Gaddafi-Clan in Algerien

Gaddafi-Clan in Algerien
Die engsten Angehörigen des Diktators haben das Land verlassen. Tochter Aischa soll einen Tag nach der Flucht ein Kind bekommen haben.

Einen Tag nach ihrer Flucht nach Algerien hat Gaddafis Tochter Aisha am Dienstag ein Mädchen zur Welt gebracht. Für die 35-jährige Anwältin, die früher als "Libyens Claudia Schiffer" gefeiert wurde, ist es das vierte Kind.

Die Wut der neuen libyschen Führung kann das nicht besänftigen: Sie fordert von Algerien die Auslieferung Aishas, ihrer Brüder Hannibal und Mohammed und Gaddafis Ehefrau Safia. Sie alle sollen vor Gericht gestellt werden: "Wer den Gaddafis Unterschlupf gewährt, ist ein Feind des libyschen Volkes."

Die Aufnahme des Clans bedeutet eine schwere Belastung des Verhältnisses der beiden Nachbarn, die eine mehr als 1000 Kilometer lange Grenze verbindet. Algeriens Präsident Abd al-Aziz Bouteflika gilt als Freund Gaddafis. Nach außen gab sich der 74-Jährige zwar immer "strikt neutral", doch hat er den Übergangsrat bisher nicht anerkannt.

Gaddafi-Clan in Algerien

Anfangs soll er Kampfflugzeuge ohne Hoheitszeichen gegen die libyschen Rebellen losgeschickt haben. Als die NATO die Flugverbotszone einrichtete, versorgte Bouteflika das bedrängte Regime angeblich mit Waffen, Militärfahrzeugen und auch Söldnern. So wurden in Gaddafis Hauptquartier in Tripolis 400 Kämpfer der Polisario-Befreiungsfront für die Westsahara gefangen genommen, die sonst in Algerien ihre Lager haben.

Die NATO bombardiert jetzt die beiden möglichen Gaddafi-Verstecke Sirte und Bani Walid. Die Rebellen stellten den Hochburgen des Diktators ein Ultimatum zur kampflosen Aufgabe bis Samstag.
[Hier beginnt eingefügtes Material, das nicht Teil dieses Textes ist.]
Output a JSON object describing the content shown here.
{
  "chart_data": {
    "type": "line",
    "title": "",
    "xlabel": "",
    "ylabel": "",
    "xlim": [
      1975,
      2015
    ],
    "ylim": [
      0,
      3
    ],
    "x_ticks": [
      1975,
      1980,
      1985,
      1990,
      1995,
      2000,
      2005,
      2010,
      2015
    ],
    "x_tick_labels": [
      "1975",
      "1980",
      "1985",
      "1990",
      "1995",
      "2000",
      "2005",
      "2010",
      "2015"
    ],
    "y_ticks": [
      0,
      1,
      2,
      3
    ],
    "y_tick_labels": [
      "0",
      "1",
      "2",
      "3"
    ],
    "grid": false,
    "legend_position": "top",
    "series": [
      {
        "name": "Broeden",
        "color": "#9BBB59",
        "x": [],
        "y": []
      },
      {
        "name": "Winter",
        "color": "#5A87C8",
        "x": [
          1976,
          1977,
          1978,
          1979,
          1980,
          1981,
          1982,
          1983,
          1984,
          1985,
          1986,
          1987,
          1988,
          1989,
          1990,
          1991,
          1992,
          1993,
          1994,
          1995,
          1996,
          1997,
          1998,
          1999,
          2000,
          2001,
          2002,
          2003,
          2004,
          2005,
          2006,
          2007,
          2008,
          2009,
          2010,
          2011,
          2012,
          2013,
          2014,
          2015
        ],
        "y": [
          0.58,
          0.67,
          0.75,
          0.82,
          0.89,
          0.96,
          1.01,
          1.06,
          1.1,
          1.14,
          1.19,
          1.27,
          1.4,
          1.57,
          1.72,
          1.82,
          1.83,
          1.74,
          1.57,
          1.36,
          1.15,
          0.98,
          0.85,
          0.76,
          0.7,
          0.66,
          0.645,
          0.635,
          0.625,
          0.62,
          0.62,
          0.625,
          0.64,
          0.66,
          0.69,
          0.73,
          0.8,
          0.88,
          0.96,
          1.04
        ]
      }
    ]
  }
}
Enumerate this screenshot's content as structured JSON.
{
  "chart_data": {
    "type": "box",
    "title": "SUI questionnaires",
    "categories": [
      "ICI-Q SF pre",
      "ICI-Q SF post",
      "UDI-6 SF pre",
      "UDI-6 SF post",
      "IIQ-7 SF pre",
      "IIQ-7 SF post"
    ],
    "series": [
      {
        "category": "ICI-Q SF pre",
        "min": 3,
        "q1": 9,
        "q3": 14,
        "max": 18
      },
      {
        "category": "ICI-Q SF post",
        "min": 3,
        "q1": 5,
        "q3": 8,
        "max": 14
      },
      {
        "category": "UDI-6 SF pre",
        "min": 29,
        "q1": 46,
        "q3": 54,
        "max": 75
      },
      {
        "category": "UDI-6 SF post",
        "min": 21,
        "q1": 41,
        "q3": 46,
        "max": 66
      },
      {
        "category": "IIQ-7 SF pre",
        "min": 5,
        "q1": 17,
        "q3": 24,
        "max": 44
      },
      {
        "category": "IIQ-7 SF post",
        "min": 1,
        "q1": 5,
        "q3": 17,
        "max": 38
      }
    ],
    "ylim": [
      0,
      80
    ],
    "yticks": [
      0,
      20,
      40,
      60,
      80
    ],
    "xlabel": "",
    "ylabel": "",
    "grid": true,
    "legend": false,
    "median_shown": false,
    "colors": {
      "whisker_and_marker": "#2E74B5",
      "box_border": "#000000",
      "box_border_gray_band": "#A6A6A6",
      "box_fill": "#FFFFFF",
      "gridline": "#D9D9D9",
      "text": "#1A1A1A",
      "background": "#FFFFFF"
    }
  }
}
Der schon zwei Mal totgesagte Gaddafi-Sohn Khamis, der eine berüchtigte Sondereinheit kommandierte, soll auf dem Weg nach Bani Walid erschossen worden sein.

Grausame Leichenfunde

In Tripolis, wo man unterdessen versucht das Chaos nach dem Umsturz in den Griff zu bekommen, haben die Rebellen in der Vorwoche über 10.000 politische Gefangene befreit. Doch die Zahl derer, die das Gaddafi-Regime als Feinde erachtete und verschleppt hatte, ist um eine Vielfaches größer: Bis zu 50.000 Menschen, die in den Zellen und Folterkeller der Diktatur vor sich hin vegetierten, werden noch vermisst, gab der Übergangsrat am Montag bekannt. Viele von ihnen, so die Befürchtung, könnten schon seit Tagen tot sein. Vermutet werden die Vermissten in den riesigen Bunkeranlagen des Landes.

Welch schauerliche Spur tödlicher Menschenverachtung die Getreuen des untergetauchten Tyrannen auf ihrem Rückzug aus Tripolis zogen, davon können sich Rebellen und Reporter nun ein Bild machen. Besonders krass ist, was sie im Spital des Viertels Abu Salim vorfanden: Dutzende in der Gluthitze aufgedunsene Leichen. Wie Ärzte berichteten, waren auf dem Dach der Klinik Scharfschützen postiert, sodass die wenigen Mediziner, die nicht schon längst aus der Hauptstadt geflüchtet waren, nicht zu ihren Patienten vordringen konnten.

Nach Angaben von Human Rights Watch begingen Gaddafis Kämpfer systematisch Folter und Mord, aber auch die Aufständischen agierten nicht menschenrechtskonform. Vor den wenigen Läden in Tripolis, die noch Ware haben, stehen die Menschen Schlange. Auch Frauen und Kinder sind nun wieder im Stadtbild zu sehen. Selbst die Hotels haben kein Wasser mehr. Aber in diesen Tagen der Befreiung teilen jene, die Wasser haben, mit denen, deren Pumpen nicht arbeiten.